Já em Marselha, diz a história – desta vez com “h” - que os canhões, dispostos nos vários fortes e complexos defensivos, apontavam em duas direções distintas - no sentido figurado. Os canhões, como em todas as fortalezas do género, apontavam para os pontos estratégicos a defender, aqui especialmente para a entrada do porto, que era a grande riqueza deste que foi um dos maiores portos da Europa. No entanto, consta também que os canhões dos fortes apontavam, em simultâneo, para a própria cidade, especialmente para os bairros mais populares. A razão de ser disto deveu-se ao grande historial de revoltas que foram acontecendo por Marselha ao longo da história, especialmente no século XVIII e XIX. Não é por acaso que o hino de França, adotado depois da revolução francesa, se chame “A Marselhesa”.
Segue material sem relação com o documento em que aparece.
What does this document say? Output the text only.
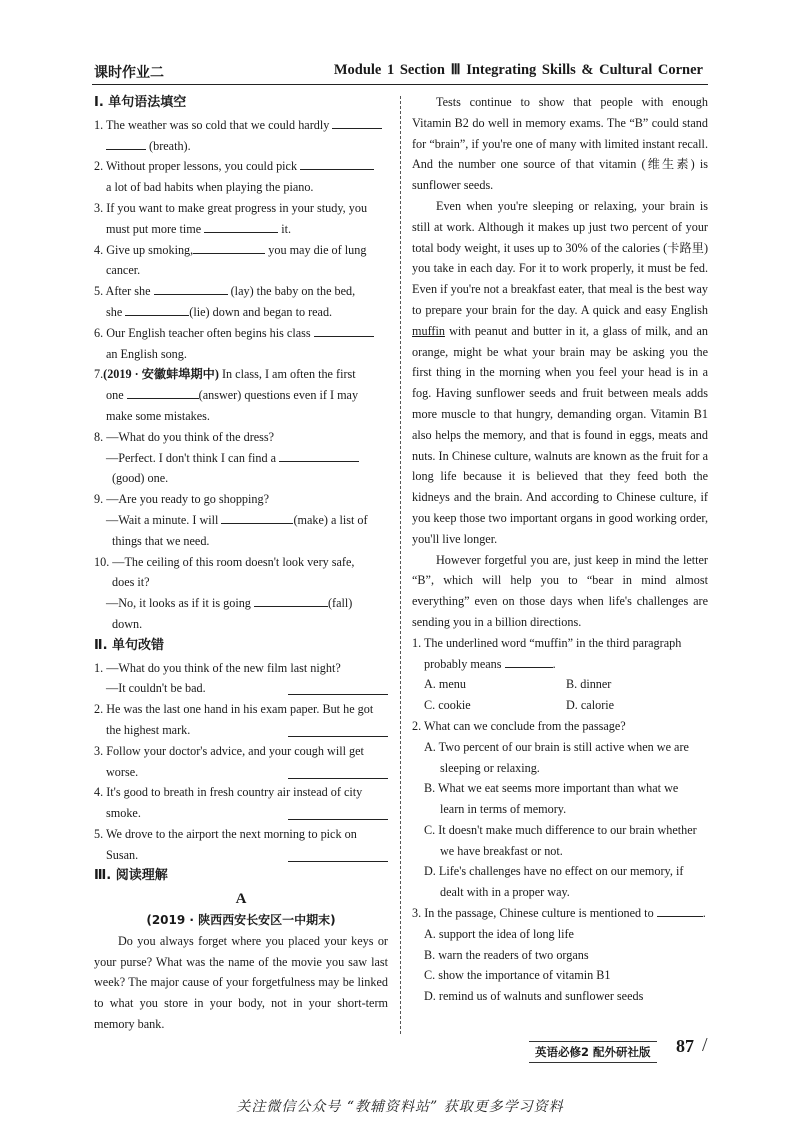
课时作业二	Module 1 Section Ⅲ Integrating Skills & Cultural Corner
Ⅰ. 单句语法填空
1. The weather was so cold that we could hardly
(breath).
2. Without proper lessons, you could pick
a lot of bad habits when playing the piano.
3. If you want to make great progress in your study, you
must put more time	it.
4. Give up smoking,	you may die of lung
cancer.
5. After she	(lay) the baby on the bed,
she	(lie) down and began to read.
6. Our English teacher often begins his class
an English song.
7.(2019 · 安徽蚌埠期中) In class, I am often the first
one	(answer) questions even if I may
make some mistakes.
8. —What do you think of the dress?
—Perfect. I don't think I can find a
(good) one.
9. —Are you ready to go shopping?
—Wait a minute. I will	(make) a list of
things that we need.
10. —The ceiling of this room doesn't look very safe,
does it?
—No, it looks as if it is going	(fall)
down.
Ⅱ. 单句改错
1. —What do you think of the new film last night?
—It couldn't be bad.
2. He was the last one hand in his exam paper. But he got
the highest mark.
3. Follow your doctor's advice, and your cough will get
worse.
4. It's good to breath in fresh country air instead of city
smoke.
5. We drove to the airport the next morning to pick on
Susan.
Ⅲ. 阅读理解
A
(2019 · 陕西西安长安区一中期末)
Do you always forget where you placed your keys or your purse? What was the name of the movie you saw last week? The major cause of your forgetfulness may be linked to what you store in your body, not in your short-term memory bank.
Tests continue to show that people with enough Vitamin B2 do well in memory exams. The “B” could stand for “brain”, if you're one of many with limited instant recall. And the number one source of that vitamin (维生素) is sunflower seeds.
Even when you're sleeping or relaxing, your brain is still at work. Although it makes up just two percent of your total body weight, it uses up to 30% of the calories (卡路里) you take in each day. For it to work properly, it must be fed. Even if you're not a breakfast eater, that meal is the best way to prepare your brain for the day. A quick and easy English muffin with peanut and butter in it, a glass of milk, and an orange, might be what your brain may be asking you the first thing in the morning when you feel your head is in a fog. Having sunflower seeds and fruit between meals adds more muscle to that hungry, demanding organ. Vitamin B1 also helps the memory, and that is found in eggs, meats and nuts. In Chinese culture, walnuts are known as the fruit for a long life because it is believed that they feed both the kidneys and the brain. And according to Chinese culture, if you keep those two important organs in good working order, you'll live longer.
However forgetful you are, just keep in mind the letter “B”, which will help you to “bear in mind almost everything” even on those days when life's challenges are sending you in a billion directions.
1. The underlined word “muffin” in the third paragraph
probably means	.
A. menu	B. dinner
C. cookie	D. calorie
2. What can we conclude from the passage?
A. Two percent of our brain is still active when we are
sleeping or relaxing.
B. What we eat seems more important than what we
learn in terms of memory.
C. It doesn't make much difference to our brain whether
we have breakfast or not.
D. Life's challenges have no effect on our memory, if
dealt with in a proper way.
3. In the passage, Chinese culture is mentioned to	.
A. support the idea of long life
B. warn the readers of two organs
C. show the importance of vitamin B1
D. remind us of walnuts and sunflower seeds
英语必修2 配外研社版	87 /
关注微信公众号 “教辅资料站” 获取更多学习资料
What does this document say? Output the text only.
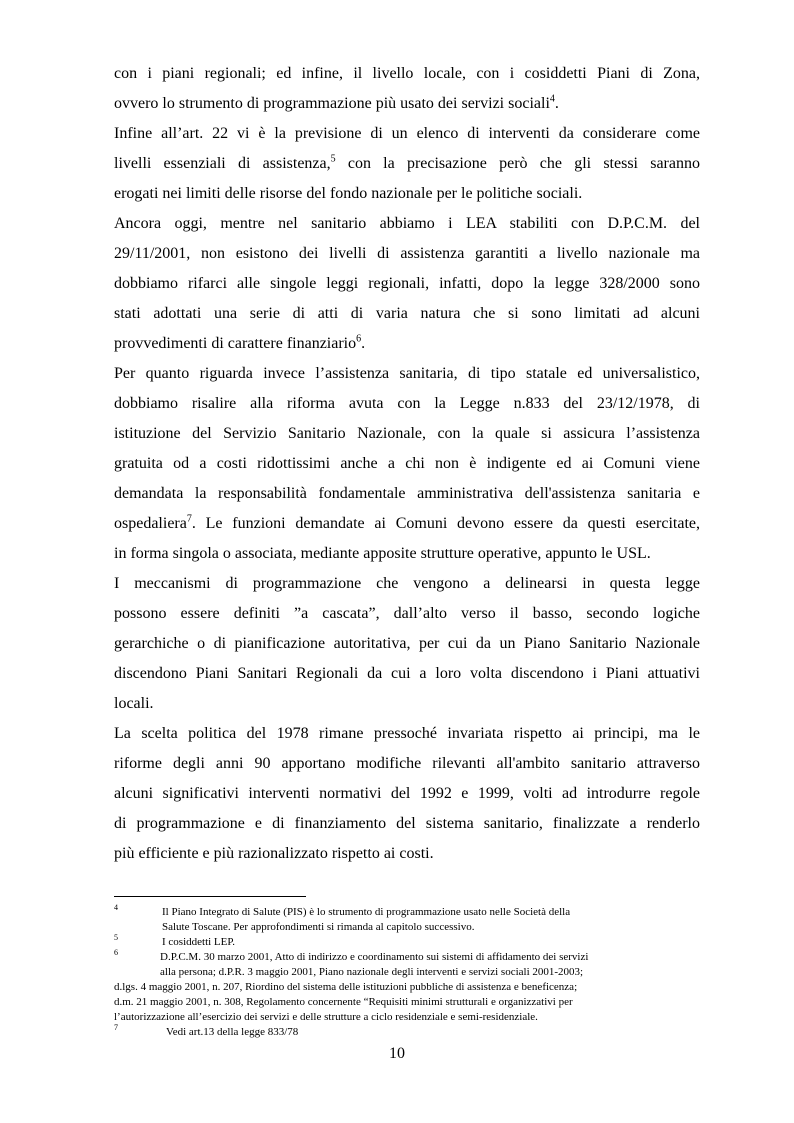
con i piani regionali; ed infine, il livello locale, con i cosiddetti Piani di Zona,
ovvero lo strumento di programmazione più usato dei servizi sociali$^4$.
Infine all’art. 22 vi è la previsione di un elenco di interventi da considerare come
livelli essenziali di assistenza,$^5$ con la precisazione però che gli stessi saranno
erogati nei limiti delle risorse del fondo nazionale per le politiche sociali.
Ancora oggi, mentre nel sanitario abbiamo i LEA stabiliti con D.P.C.M. del
29/11/2001, non esistono dei livelli di assistenza garantiti a livello nazionale ma
dobbiamo rifarci alle singole leggi regionali, infatti, dopo la legge 328/2000 sono
stati adottati una serie di atti di varia natura che si sono limitati ad alcuni
provvedimenti di carattere finanziario$^6$.
Per quanto riguarda invece l’assistenza sanitaria, di tipo statale ed universalistico,
dobbiamo risalire alla riforma avuta con la Legge n.833 del 23/12/1978, di
istituzione del Servizio Sanitario Nazionale, con la quale si assicura l’assistenza
gratuita od a costi ridottissimi anche a chi non è indigente ed ai Comuni viene
demandata la responsabilità fondamentale amministrativa dell'assistenza sanitaria e
ospedaliera$^7$. Le funzioni demandate ai Comuni devono essere da questi esercitate,
in forma singola o associata, mediante apposite strutture operative, appunto le USL.
I meccanismi di programmazione che vengono a delinearsi in questa legge
possono essere definiti ”a cascata”, dall’alto verso il basso, secondo logiche
gerarchiche o di pianificazione autoritativa, per cui da un Piano Sanitario Nazionale
discendono Piani Sanitari Regionali da cui a loro volta discendono i Piani attuativi
locali.
La scelta politica del 1978 rimane pressoché invariata rispetto ai principi, ma le
riforme degli anni 90 apportano modifiche rilevanti all'ambito sanitario attraverso
alcuni significativi interventi normativi del 1992 e 1999, volti ad introdurre regole
di programmazione e di finanziamento del sistema sanitario, finalizzate a renderlo
più efficiente e più razionalizzato rispetto ai costi.
4	Il Piano Integrato di Salute (PIS) è lo strumento di programmazione usato nelle Società della
Salute Toscane. Per approfondimenti si rimanda al capitolo successivo.
5	I cosiddetti LEP.
6	D.P.C.M. 30 marzo 2001, Atto di indirizzo e coordinamento sui sistemi di affidamento dei servizi
alla persona; d.P.R. 3 maggio 2001, Piano nazionale degli interventi e servizi sociali 2001-2003;
d.lgs. 4 maggio 2001, n. 207, Riordino del sistema delle istituzioni pubbliche di assistenza e beneficenza;
d.m. 21 maggio 2001, n. 308, Regolamento concernente “Requisiti minimi strutturali e organizzativi per
l’autorizzazione all’esercizio dei servizi e delle strutture a ciclo residenziale e semi-residenziale.
7	Vedi art.13 della legge 833/78
10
Muitas leituras se poderão fazer destas duas histórias/estórias sobre tão particulares canhões. Mas, é evidente que existe aqui uma relação dicotómica e até luta entre classe: enquanto em Nice o canhão servia os caprichos dos mais abastados, em Marselha oprimia dos menos afortunados. As armas sempre tiveram essa particularidade: a de servirem para benefício de quem as dispunha...
Nota: qualquer roteiro turístico contará estas mesmas histórias, e também os autóctones de ambas as cidades.